Another ring design was tried where the partition to device assignments weren't stored in a big list in memory but instead each device was assigned a set of hashes, or anchors. The partition would be determined from the data item's hash and the nearest device anchors would determine where the replicas should be stored. However, to get reasonable distribution of data each device had to have a lot of anchors and walking through those anchors to find replicas started to add up. In the end, the memory savings wasn't that great and more processing power was used, so the idea was discarded.

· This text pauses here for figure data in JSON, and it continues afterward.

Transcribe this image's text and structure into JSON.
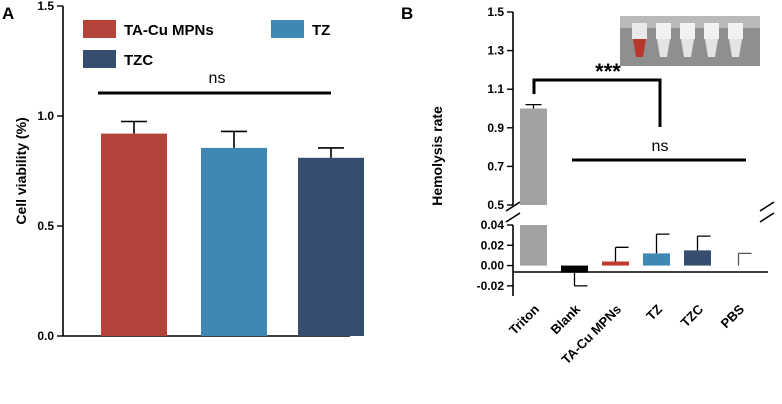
{
  "chart_data": [
    {
      "panel": "A",
      "type": "bar",
      "ylabel": "Cell viability (%)",
      "ylim": [
        0,
        1.5
      ],
      "yticks": [
        "0.0",
        "0.5",
        "1.0",
        "1.5"
      ],
      "series": [
        {
          "name": "TA-Cu MPNs",
          "value": 0.92,
          "error": 0.055,
          "color": "#b5433a"
        },
        {
          "name": "TZ",
          "value": 0.855,
          "error": 0.075,
          "color": "#3e88b1"
        },
        {
          "name": "TZC",
          "value": 0.81,
          "error": 0.045,
          "color": "#354e70"
        }
      ],
      "annotation": "ns"
    },
    {
      "panel": "B",
      "type": "bar",
      "ylabel": "Hemolysis rate",
      "broken_axis": true,
      "upper_ylim": [
        0.5,
        1.5
      ],
      "upper_yticks": [
        "0.5",
        "0.7",
        "0.9",
        "1.1",
        "1.3",
        "1.5"
      ],
      "lower_ylim": [
        -0.03,
        0.04
      ],
      "lower_yticks": [
        "-0.02",
        "0.00",
        "0.02",
        "0.04"
      ],
      "categories": [
        "Triton",
        "Blank",
        "TA-Cu MPNs",
        "TZ",
        "TZC",
        "PBS"
      ],
      "values": [
        1.0,
        -0.007,
        0.004,
        0.012,
        0.015,
        0.0
      ],
      "errors": [
        0.02,
        0.013,
        0.014,
        0.019,
        0.014,
        0.012
      ],
      "colors": [
        "#a2a2a2",
        "#000000",
        "#c0392b",
        "#3e88b1",
        "#354e70",
        "#000000"
      ],
      "annotations": {
        "triton_vs_tz": "***",
        "group": "ns"
      }
    }
  ]
}
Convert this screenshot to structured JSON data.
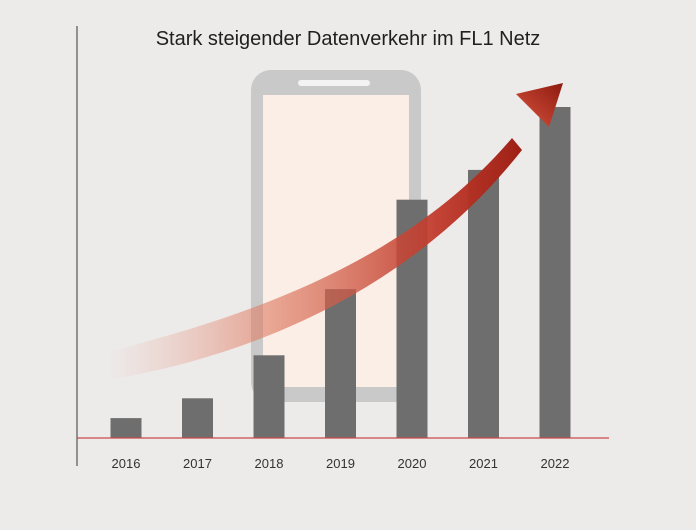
{
  "chart_data": {
    "type": "bar",
    "title": "Stark steigender Datenverkehr im FL1 Netz",
    "categories": [
      "2016",
      "2017",
      "2018",
      "2019",
      "2020",
      "2021",
      "2022"
    ],
    "values": [
      6,
      12,
      25,
      45,
      72,
      81,
      100
    ],
    "ylim": [
      0,
      100
    ],
    "xlabel": "",
    "ylabel": "",
    "grid": false,
    "y_tick_labels": false,
    "decoration": [
      "smartphone-illustration",
      "rising-trend-arrow"
    ],
    "colors": {
      "bar": "#6e6e6e",
      "baseline": "#cc4a4a",
      "arrow": "#c0392b",
      "phone_frame": "#c9c9c9",
      "phone_screen": "#fbeee6",
      "background": "#edeaea"
    }
  }
}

A completely non-partitioned ring was also tried but discarded as the partitioning helps many other parts of the system, especially replication. Replication can be attempted and retried in a partition batch with the other replicas rather than each data item independently attempted and retried. Hashes of directory structures can be calculated and compared with other replicas to reduce directory walking and network traffic.
Partitioning and independently assigning partition replicas also allowed for the best balanced cluster. The best of the other strategies tended to give +-10% variance on device balance with devices of equal weight and +-15% with devices of varying weights. The current strategy allows us to get +-3% and +-8% respectively.
Various hashing algorithms were tried. SHA offers better security, but the ring doesn't need to be cryptographically secure and SHA is slower. Murmur was much faster, but MD5 was built-in and hash computation is a small percentage of the overall request handling time. In all, once it was decided the servers wouldn't be maintaining the rings themselves anyway and only doing hash lookups, MD5 was chosen for its general availability, good distribution, and adequate speed.
The placement algorithm has seen a number of behavioral changes for unbalanceable rings. The ring builder wants to keep replicas as far apart as possible while still respecting device weights. In most cases, the ring builder can achieve both, but sometimes they conflict. At first, the behavior was to keep the replicas far apart and ignore device weight, but that made it impossible to gradually go from one region to two, or from two to three. Then it was changed to favor device weight over dispersion, but that wasn't so good for rings that were close to balanceable, like 3 machines with 60TB, 60TB, and 57TB of disk space; operators were expecting one replica per machine, but didn't always get it. After that, overload was added to the ring builder so that operators could choose a balance between dispersion and device weights.